Wyatt did roll his eyes this time, and she tapped him firmly on the shoulder. “I saw that, Wyatt.”
“If they wouldn’t be so predictable,” Wyatt said.
“They’re your brothers,” Bea said, switching into Nana Le
cture Mode, “and someday, they’re going to be all the family you have left. You take care of family. Blakes always take care of family.”
Something he’d been hearing his whole life. “I remember.”
“When they were here, Tony and Marco didn’t even say anything about you having an interview.”
Wyatt hadn’t told them. Hadn’t much seen the point. He and his brothers were so different, and the two of them so similar, that he’d felt so many times like the outsider to their partnership. It made it hard to call or text. Especially now, that he was the only one who’d taken on the burden of Nana’s care.
It wasn’t a burden, Wyatt mentally corrected. He was grateful and privileged that he could. If only it didn’t hang on his shoulders so heavily sometimes.
“I just found out about it, had to beg Chef Aquino for two days off and rush down to LA.”
“And you’re sure about this?” she asked, looking intently at him. “I don’t want you to be unhappy.”
“It’s going to be good, I promise. Better for me, better for you.” That was all he could say before the tears clogged his throat. He cleared it, hoping that she wasn’t so aware that she’d somehow missed the flash of emotion.
“I brought you something,” he said, reaching for the bag he’d brought in, hoping he could distract her. “Miles made them for you.”

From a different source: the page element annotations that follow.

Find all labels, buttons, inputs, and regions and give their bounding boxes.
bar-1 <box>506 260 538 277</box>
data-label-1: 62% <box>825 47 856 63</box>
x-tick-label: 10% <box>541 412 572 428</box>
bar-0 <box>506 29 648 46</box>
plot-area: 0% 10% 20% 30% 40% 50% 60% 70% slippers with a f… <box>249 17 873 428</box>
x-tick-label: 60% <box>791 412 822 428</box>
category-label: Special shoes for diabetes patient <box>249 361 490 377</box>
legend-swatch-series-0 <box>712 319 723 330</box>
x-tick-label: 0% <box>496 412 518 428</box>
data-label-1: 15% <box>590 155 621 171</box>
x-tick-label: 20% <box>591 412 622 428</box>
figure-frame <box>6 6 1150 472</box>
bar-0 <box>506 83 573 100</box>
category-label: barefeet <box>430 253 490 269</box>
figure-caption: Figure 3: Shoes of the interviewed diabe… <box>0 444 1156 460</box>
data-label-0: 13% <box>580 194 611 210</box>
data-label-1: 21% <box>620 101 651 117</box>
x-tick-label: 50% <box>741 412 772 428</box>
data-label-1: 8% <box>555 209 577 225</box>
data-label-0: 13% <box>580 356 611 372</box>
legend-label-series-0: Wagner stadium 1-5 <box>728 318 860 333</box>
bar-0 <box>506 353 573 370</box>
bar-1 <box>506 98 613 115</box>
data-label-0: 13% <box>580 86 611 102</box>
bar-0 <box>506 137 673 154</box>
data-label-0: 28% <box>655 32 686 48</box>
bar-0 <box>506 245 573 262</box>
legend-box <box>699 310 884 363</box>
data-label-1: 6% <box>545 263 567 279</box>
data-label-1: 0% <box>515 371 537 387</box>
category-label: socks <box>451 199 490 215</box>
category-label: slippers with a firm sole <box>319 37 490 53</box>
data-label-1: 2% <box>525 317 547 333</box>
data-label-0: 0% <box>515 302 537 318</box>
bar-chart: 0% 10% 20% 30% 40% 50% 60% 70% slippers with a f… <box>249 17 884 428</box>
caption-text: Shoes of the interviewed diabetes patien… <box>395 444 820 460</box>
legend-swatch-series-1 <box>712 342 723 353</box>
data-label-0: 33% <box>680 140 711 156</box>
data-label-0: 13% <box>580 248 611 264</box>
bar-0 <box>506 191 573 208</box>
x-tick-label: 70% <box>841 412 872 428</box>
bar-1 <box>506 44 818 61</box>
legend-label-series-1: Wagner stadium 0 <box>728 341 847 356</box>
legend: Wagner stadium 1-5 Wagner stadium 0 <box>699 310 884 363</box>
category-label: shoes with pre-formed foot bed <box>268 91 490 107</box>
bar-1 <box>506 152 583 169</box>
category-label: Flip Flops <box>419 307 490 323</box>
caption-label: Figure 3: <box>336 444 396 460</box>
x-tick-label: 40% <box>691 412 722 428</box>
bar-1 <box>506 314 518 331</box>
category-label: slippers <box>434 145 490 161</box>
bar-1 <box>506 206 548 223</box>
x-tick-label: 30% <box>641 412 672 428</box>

“Macarons?” she asked excitedly. Who would have ever thought his dear nana, Irish and traditionalist to the core, would love French pastries? Miles, that’s who. And who packed her a box every time he knew Wyatt was going to see her.
“Lemon almond and raspberry chocolate,” Wyatt said. “And some other strange flavors he wouldn’t tell me, so I’m not taking responsibility for Miles’ weird flavor combinations.”
“He’s a dear,” Nana said, opening the box with excitement in her voice. She glanced up at him conspiratorially. “Do you think it would be wrong of me not to share these?”
“I think you should keep them if you want to,” Wyatt said.
“But, Wyatt,” she said earnestly. “God is always watching.”